He never spoke, this Dernhelm, standing chill-eyed and taciturn. He never smiled, and Merry found it hard to believe that he was even capable of laughter.
Although their fellow riders turned blind eye and deaf ear to Merry, they sometimes spoke to Dernhelm, though lucky they would be if he answered them with more than a curt nod or cold blink or show of teeth. Indeed, he only spoke to Elfhelm, their marshal, and then only taut, clipped words escaped his bloodless lips.
Often, when they were not riding, he stood still as if paralyzed, staring yet seeing nothing, hand wound tight into his charger's mane. Often, as he stared into the distance to the West and to the South and East, his breathing grew harsh and rattling, and anger flared on his wax-pale cheeks. And just as often, he would gaze listless, off toward the king's pavilion, or where he road at the head of the company, and then his eyes were as close to tears as maybe they had ever been, glassy and cold and full of regret. And ever behind his eyes and boiling just below his skin, there was a seething, roiling fire of icy cold despair and doubt; a lingering sadness like a fathomless lake of black water; and his pain was as a permafrost to his face and nature, making him unwavering and wary, rigorous and chill.
But, Merry observed, he was kind, even in his silent ways and hard, hidden eyes. In the small hours of the morning, Merry would half-wake as the lad tucked his bedroll more tightly about him, or even give up his own and lie still and unshivering, wrapped in nothing but his cloak upon the stony ground. Merry wondered if Dernhelm even slept.
Or if the ride became too long for his small legs, unused to the chaffing of horsefelsh beneath them, Dernhelm would make more room for him in the saddle so as to ease the sides of his legs against polished and padded leather.
Dernhelm crouched on his heels beside his small camp-fire, smoking like a wet rushlight, but giving little glow, prodding the embers below a small iron cookingpot he had bartered off someone or had been storing who-knew-where among his things in the saddle bags. His long, pale fingers as ever were bared under the gauntlet, though rarely did he remove his chestplate and neigh-never his helm, and slept with hood cast low over his face.
As always, supper would be but a meager affair, water boiled and seasoned with beefsalt or a wild parsnip dug out of a grassy bank along the way, though the young rider cast the last of his jerked meat into the stewpot where it boiled along with the sweet grass and early yellow potatoes, while he knew the lad had naught else, save for a bit of hardtack that Merry would not touch for fear of cracking his teeth. And all left for his meal the next night to be rockhard biscuits sopped in weak beer.
And Merry felt glad that he had such a caring one as this to ride alongside and fight to the death alongside, how ever a mute and voiceless companion he proved to be. In words, he was no comfort, for to no one did he speak, but his movements were gentle, and his thoughts of the little one he bore soft, even if never to be put into words for him to hear.

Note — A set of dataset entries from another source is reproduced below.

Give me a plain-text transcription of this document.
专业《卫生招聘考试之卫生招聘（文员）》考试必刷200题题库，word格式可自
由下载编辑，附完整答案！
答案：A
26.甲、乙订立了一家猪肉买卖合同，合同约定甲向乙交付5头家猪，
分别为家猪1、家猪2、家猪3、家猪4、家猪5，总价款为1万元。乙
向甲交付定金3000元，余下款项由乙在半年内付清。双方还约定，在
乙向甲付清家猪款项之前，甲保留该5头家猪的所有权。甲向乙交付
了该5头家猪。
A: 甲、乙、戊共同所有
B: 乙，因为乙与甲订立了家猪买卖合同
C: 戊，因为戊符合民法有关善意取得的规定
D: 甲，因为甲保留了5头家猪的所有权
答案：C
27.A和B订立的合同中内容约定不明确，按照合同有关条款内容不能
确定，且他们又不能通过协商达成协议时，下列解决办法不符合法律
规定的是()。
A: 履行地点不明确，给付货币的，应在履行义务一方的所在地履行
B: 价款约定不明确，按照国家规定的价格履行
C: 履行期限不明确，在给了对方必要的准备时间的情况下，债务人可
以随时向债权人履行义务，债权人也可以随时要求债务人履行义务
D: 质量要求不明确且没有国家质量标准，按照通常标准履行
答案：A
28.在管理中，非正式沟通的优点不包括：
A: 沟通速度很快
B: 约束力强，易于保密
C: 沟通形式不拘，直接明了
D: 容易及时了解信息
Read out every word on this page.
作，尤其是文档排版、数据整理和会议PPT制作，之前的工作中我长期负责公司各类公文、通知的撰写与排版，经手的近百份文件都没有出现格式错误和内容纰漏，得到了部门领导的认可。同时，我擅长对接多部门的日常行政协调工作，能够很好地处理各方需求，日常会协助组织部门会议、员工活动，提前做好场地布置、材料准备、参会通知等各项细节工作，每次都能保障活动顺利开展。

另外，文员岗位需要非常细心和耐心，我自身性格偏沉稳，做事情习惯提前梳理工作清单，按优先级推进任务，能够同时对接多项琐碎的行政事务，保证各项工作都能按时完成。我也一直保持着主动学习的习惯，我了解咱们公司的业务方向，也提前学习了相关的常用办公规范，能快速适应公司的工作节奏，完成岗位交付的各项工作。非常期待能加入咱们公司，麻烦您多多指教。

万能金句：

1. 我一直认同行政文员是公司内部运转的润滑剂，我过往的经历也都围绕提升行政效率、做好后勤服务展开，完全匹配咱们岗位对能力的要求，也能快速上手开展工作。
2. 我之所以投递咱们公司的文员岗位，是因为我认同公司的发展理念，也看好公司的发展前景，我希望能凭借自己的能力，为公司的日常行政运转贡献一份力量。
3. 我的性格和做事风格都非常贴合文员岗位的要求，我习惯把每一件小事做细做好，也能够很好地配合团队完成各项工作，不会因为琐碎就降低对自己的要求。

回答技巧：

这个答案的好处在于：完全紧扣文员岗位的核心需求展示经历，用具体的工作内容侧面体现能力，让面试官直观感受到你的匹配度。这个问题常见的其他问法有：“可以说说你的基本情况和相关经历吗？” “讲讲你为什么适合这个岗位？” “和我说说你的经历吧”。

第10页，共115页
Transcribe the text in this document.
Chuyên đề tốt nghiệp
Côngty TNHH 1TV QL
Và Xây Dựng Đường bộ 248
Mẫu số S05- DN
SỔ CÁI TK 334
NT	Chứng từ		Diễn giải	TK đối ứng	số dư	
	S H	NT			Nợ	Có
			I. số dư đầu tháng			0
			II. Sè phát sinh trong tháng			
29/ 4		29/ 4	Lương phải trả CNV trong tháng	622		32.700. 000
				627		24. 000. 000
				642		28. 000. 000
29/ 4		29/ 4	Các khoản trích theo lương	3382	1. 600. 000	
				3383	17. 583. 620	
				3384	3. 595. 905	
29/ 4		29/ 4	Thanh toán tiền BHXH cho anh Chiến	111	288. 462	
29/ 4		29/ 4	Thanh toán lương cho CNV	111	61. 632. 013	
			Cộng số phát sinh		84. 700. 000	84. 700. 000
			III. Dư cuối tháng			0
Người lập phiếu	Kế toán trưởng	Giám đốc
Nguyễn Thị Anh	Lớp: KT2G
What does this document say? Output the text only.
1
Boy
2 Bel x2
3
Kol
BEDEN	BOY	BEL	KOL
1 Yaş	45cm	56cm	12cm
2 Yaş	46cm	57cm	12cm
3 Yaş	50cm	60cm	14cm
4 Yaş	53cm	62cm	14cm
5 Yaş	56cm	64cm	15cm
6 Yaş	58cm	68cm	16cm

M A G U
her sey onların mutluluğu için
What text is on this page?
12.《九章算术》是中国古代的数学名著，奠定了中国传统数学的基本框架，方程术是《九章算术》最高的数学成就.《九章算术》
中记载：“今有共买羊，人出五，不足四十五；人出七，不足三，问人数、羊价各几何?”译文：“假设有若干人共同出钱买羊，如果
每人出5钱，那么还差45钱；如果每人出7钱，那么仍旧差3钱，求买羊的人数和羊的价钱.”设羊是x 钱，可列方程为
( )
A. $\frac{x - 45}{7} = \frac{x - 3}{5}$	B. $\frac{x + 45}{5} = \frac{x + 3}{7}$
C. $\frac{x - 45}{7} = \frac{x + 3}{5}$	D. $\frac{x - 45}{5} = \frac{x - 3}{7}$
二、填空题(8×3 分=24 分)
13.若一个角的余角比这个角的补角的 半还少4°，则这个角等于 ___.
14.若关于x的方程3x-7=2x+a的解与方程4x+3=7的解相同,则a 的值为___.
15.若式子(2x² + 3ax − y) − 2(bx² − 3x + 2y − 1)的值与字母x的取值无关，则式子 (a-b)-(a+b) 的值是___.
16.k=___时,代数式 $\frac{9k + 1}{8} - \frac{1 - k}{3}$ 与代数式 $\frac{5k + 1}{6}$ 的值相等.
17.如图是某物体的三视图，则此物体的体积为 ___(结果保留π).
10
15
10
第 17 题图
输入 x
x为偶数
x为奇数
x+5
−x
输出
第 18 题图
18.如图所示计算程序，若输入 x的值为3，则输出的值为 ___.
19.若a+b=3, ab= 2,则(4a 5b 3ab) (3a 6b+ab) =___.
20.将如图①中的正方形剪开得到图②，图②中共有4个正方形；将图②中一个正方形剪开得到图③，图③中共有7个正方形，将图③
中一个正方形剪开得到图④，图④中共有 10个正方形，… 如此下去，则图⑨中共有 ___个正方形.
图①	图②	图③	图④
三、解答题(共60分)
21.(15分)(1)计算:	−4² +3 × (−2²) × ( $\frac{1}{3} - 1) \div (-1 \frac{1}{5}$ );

And when the night before the battle grew cheerless and seemingly intolerable to Merry, Dernhelm let him lie against him as they rode, setting him upon his feet when they rested, so that they would not fail for the motion they were now accustomed to, when they dismounted for battle, with a soft pressure on his shoulder that was reassuring as a mother's caress. And now and again, Dernhelm would speak to him in passing, as though it were as un-noticeable as his tacit tone through the rest of the days. A simple, "On your feet," or "sleep in peace, for I will watch," only did he say, and even as Merry was comforted by the sound of a human voice coming from the hollows of the lad's milky face, his very marrow was chilled by the toneless fever of hopelessness and fear and remorse that laced over Dernhelm's words, however he kept his voice gentle and soft.
A taciturn companion, was Dernhelm, and yet Merry would have had none other bare him into the fray of bloody battle, save maybe Aragorn or Gandalf; for he knew that as long as he kept his seat upon Windfola's mighty withers, he would be safe, at least while the rider behind him had master over his horse, and his sword.